Over the last few years, there has been a significant increase in the use of Twitter to share updates, seek help and report emergencies during a disaster. Social media platforms can be instrumental for keeping track of events like damage to personal property or injuries during natural disasters. However, algorithms keeping track of social media posts to signal the occurrence of natural disasters must be swift so that relief operations can be mobilized immediately.
A team of researchers led by Dr. Ruihong Huang, assistant professor in the Department of Computer Science and Engineering at Texas A&M University, has developed a novel weakly supervised approach that can train machine learning algorithms quickly to recognize tweets related to disasters.
“Because of the sudden nature of disasters, there’s not much time available to build an event recognition system,” said Huang. “Our goal is to be able to detect life-threatening events using individual social media messages and recognize similar events in the affected areas.”
The researchers described their findings in the proceedings from the Association for the Advancement of Artificial Intelligence’s 34th Conference on Artificial Intelligence.
Texts on social media platforms, like Twitter, can be categorized using standard algorithms called classifiers. Most classifiers are an integral part of machine learning algorithms that make predictions based on carefully labeled sets of data. In the past, machine learning algorithms have been used for event detection based on tweets or a burst of words within tweets. To ensure a reliable classifier for the machine learning algorithms, human annotators have to manually label large amounts of data instances one by one, which usually takes several days, sometimes even weeks or months.
The researchers also found that it is essentially impossible to find a keyword that does not have more than one meaning on social media depending on the context of the tweet. For example, if the word “dead” is used as a keyword, it will pull in tweets talking about a variety of topics such as a phone battery being dead or the television series “The Walking Dead.”
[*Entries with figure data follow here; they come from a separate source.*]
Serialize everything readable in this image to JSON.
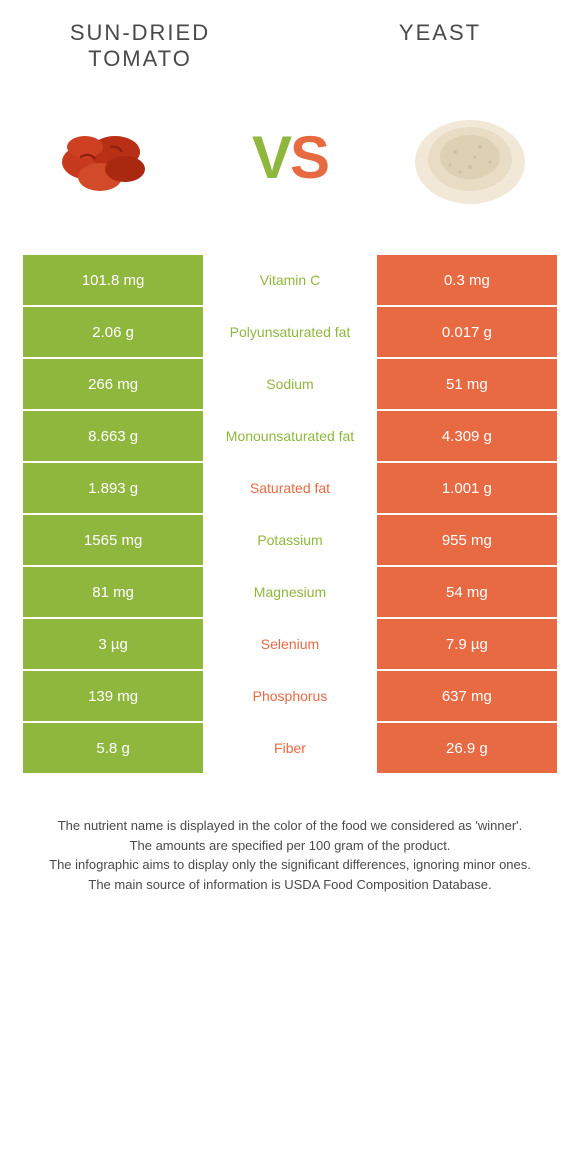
{
  "header": {
    "left_title": "SUN-DRIED TOMATO",
    "right_title": "YEAST"
  },
  "vs": {
    "v": "V",
    "s": "S"
  },
  "colors": {
    "left_bg": "#8fb73e",
    "right_bg": "#e86a42",
    "mid_green": "#8fb73e",
    "mid_orange": "#e86a42"
  },
  "rows": [
    {
      "left": "101.8 mg",
      "label": "Vitamin C",
      "right": "0.3 mg",
      "winner": "left"
    },
    {
      "left": "2.06 g",
      "label": "Polyunsaturated fat",
      "right": "0.017 g",
      "winner": "left"
    },
    {
      "left": "266 mg",
      "label": "Sodium",
      "right": "51 mg",
      "winner": "left"
    },
    {
      "left": "8.663 g",
      "label": "Monounsaturated fat",
      "right": "4.309 g",
      "winner": "left"
    },
    {
      "left": "1.893 g",
      "label": "Saturated fat",
      "right": "1.001 g",
      "winner": "right"
    },
    {
      "left": "1565 mg",
      "label": "Potassium",
      "right": "955 mg",
      "winner": "left"
    },
    {
      "left": "81 mg",
      "label": "Magnesium",
      "right": "54 mg",
      "winner": "left"
    },
    {
      "left": "3 µg",
      "label": "Selenium",
      "right": "7.9 µg",
      "winner": "right"
    },
    {
      "left": "139 mg",
      "label": "Phosphorus",
      "right": "637 mg",
      "winner": "right"
    },
    {
      "left": "5.8 g",
      "label": "Fiber",
      "right": "26.9 g",
      "winner": "right"
    }
  ],
  "footer": {
    "line1": "The nutrient name is displayed in the color of the food we considered as 'winner'.",
    "line2": "The amounts are specified per 100 gram of the product.",
    "line3": "The infographic aims to display only the significant differences, ignoring minor ones.",
    "line4": "The main source of information is USDA Food Composition Database."
  }
}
To build more reliable labeled datasets, the researchers first used an automatic clustering algorithm to put them into small groups. Next, a domain expert looked at the context of the tweets in each group to identify if it was relevant to the disaster. The labeled tweets were then used to train the classifier how to recognize the relevant tweets.
Using data gathered from the most impacted time periods for hurricanes Harvey and Florence, the researchers found that their data labeling method and overall weakly-supervised system took one to two person-hours instead of the 50 person-hours that were required to go through thousands of carefully annotated tweets using the supervised approach.
Despite the classifier’s overall good performance, they also observed that the system still missed several tweets that were relevant but used a different vocabulary than the predetermined keywords.
“Users can be very creative when discussing a particular type of event using the predefined keywords, so the classifier would have to be able to handle those types of tweets,” said Huang. “There’s room to further improve the system’s coverage.”
In the future, the researchers will look to explore how to extract information about the user’s location so first responders will know exactly where to dispatch their resources.
This work is supported by funds from the National Science Foundation.